でも、一つだけ確実に言えることがあった。俺は、もうアイリアを失いたくない。
遺跡の危機は去ったけれど、たくさんの謎が残っていた。ノエルとセリアとも合流した俺たちは、天空遺跡の奥で見つけた記録を調べていた。
「この文献によると」
セリアが古代文字を読みながら説明する。
「古代文明は確かに高い技術を持っていたけれど、その技術が人々の絆を断ち切る結果を招いた、と書いてあります」
「技術の暴走か……」
俺は考え込んだ。
「地下都市では病気、天空遺跡では孤立。古代文明の滅亡には、いろんな原因があったようだな」
ノエルが心配そうに口を開く。
「でも、リョウさん。もしかして、僕たちが調査している遺跡も、同じような危険があるんじゃないでしょうか?」
鋭い指摘だった。俺は頷く。
「その可能性は高い。だからこそ、俺たちは慎重に研究を進めないといけない。知識は力だけど、責任も伴うんだ」
アイリアが俺の手を握った。
「でも、リョウ。真実を知ることは大切ですよね。過去の間違いを繰り返さないためにも」
俺は彼女の手を握り返した。
「そうだな。俺たちは、古代の人々が残してくれた教訓をしっかりと受け継いでいこう」
天空遺跡を後にする時、俺は振り返ってその大きな姿を目に焼き付けた。空に浮かぶ古代都市は、美しくも悲しい歴史の証人だった。
「次は、どこに向かいますか?」
セリアが聞く。
「海底神殿だ。天空の技術と対になる、海の文明の遺跡がある。そこにも、古代の真実が眠っているはずだ」
「海底ですか……」
アイリアが少し不安そうな顔をする。
「私、泳ぎは得意じゃないんですが……」
「大丈夫だ」
俺は彼女に微笑んだ。
「今度も、俺が君を守る。約束する」
アイリアの頬がほんのり赤くなった。
「うん……信じてます」
この天空遺跡での試練は、俺とアイリアの関係を決定的に変えた。お互いの安全を本気で心配し、危険を顧みずに助け合う。
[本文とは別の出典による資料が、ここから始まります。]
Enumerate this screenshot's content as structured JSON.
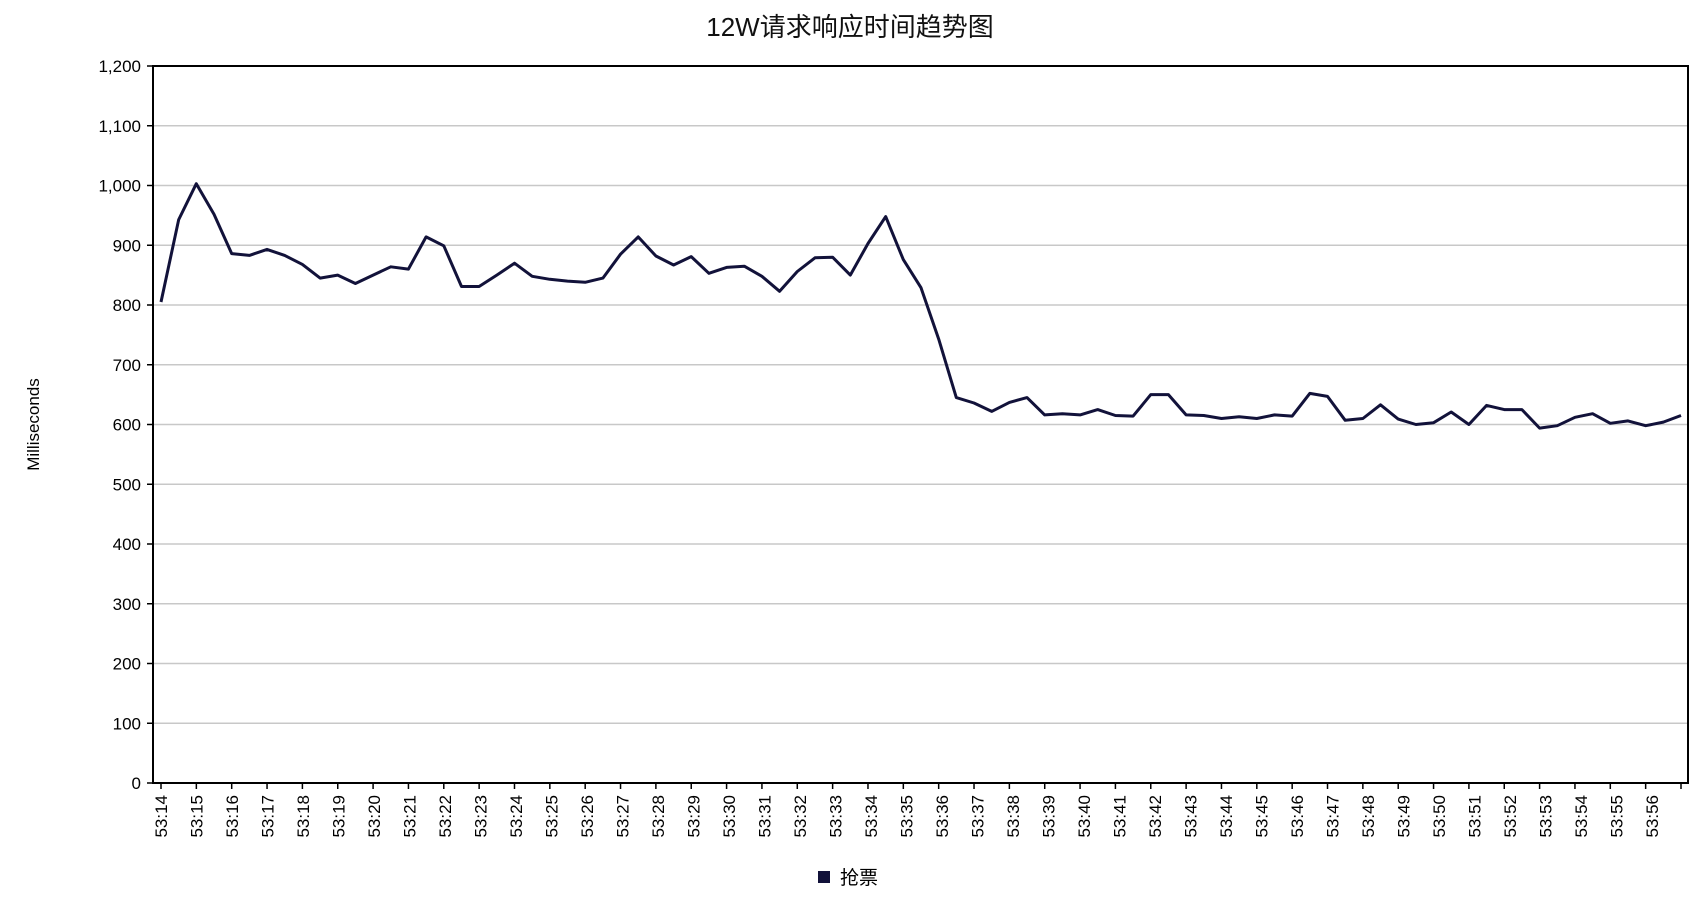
{
  "chart_data": {
    "type": "line",
    "title": "12W请求响应时间趋势图",
    "xlabel": "",
    "ylabel": "Milliseconds",
    "ylim": [
      0,
      1200
    ],
    "yticks": [
      "0",
      "100",
      "200",
      "300",
      "400",
      "500",
      "600",
      "700",
      "800",
      "900",
      "1,000",
      "1,100",
      "1,200"
    ],
    "grid": true,
    "legend_position": "bottom",
    "x_tick_labels": [
      "53:14",
      "53:15",
      "53:16",
      "53:17",
      "53:18",
      "53:19",
      "53:20",
      "53:21",
      "53:22",
      "53:23",
      "53:24",
      "53:25",
      "53:26",
      "53:27",
      "53:28",
      "53:29",
      "53:30",
      "53:31",
      "53:32",
      "53:33",
      "53:34",
      "53:35",
      "53:36",
      "53:37",
      "53:38",
      "53:39",
      "53:40",
      "53:41",
      "53:42",
      "53:43",
      "53:44",
      "53:45",
      "53:46",
      "53:47",
      "53:48",
      "53:49",
      "53:50",
      "53:51",
      "53:52",
      "53:53",
      "53:54",
      "53:55",
      "53:56"
    ],
    "series": [
      {
        "name": "抢票",
        "color": "#12123a",
        "values": [
          805,
          943,
          1003,
          952,
          886,
          883,
          893,
          883,
          868,
          845,
          850,
          836,
          850,
          864,
          860,
          914,
          899,
          831,
          831,
          850,
          870,
          848,
          843,
          840,
          838,
          845,
          885,
          914,
          882,
          867,
          881,
          853,
          863,
          865,
          848,
          823,
          856,
          879,
          880,
          850,
          903,
          948,
          876,
          829,
          743,
          645,
          636,
          622,
          637,
          645,
          616,
          618,
          616,
          625,
          615,
          614,
          650,
          650,
          616,
          615,
          610,
          613,
          610,
          616,
          614,
          652,
          647,
          607,
          610,
          633,
          609,
          600,
          603,
          621,
          600,
          632,
          625,
          625,
          594,
          598,
          612,
          618,
          602,
          606,
          598,
          604,
          615
        ]
      }
    ]
  }
}
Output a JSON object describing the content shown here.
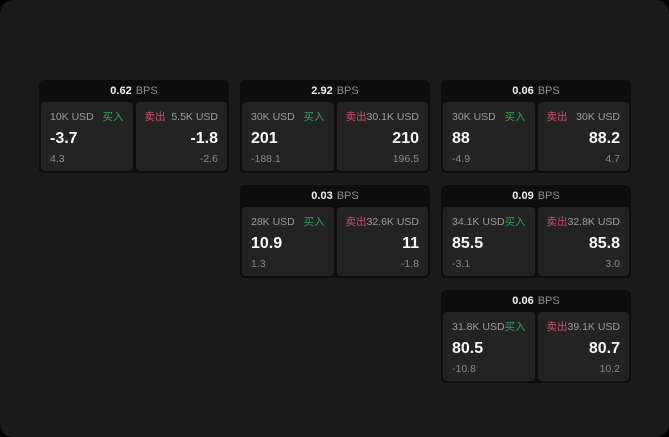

そこにあるのは、もう保護者と被保護者の関係じゃない。お互いを必要とし、支え合う運命の絆だった。
でも、俺たちがまだ知らないことがあった。この天空遺跡で発見した「技術の暴走」という真実が、やがて俺たちを、もっと深い陰謀と大きな選択へと導いていくということを。
空から降りてきた俺たちを、新しい冒険が待っている。そして、アイリアの失われた記憶の真実も、だんだん明らかになろうとしていた。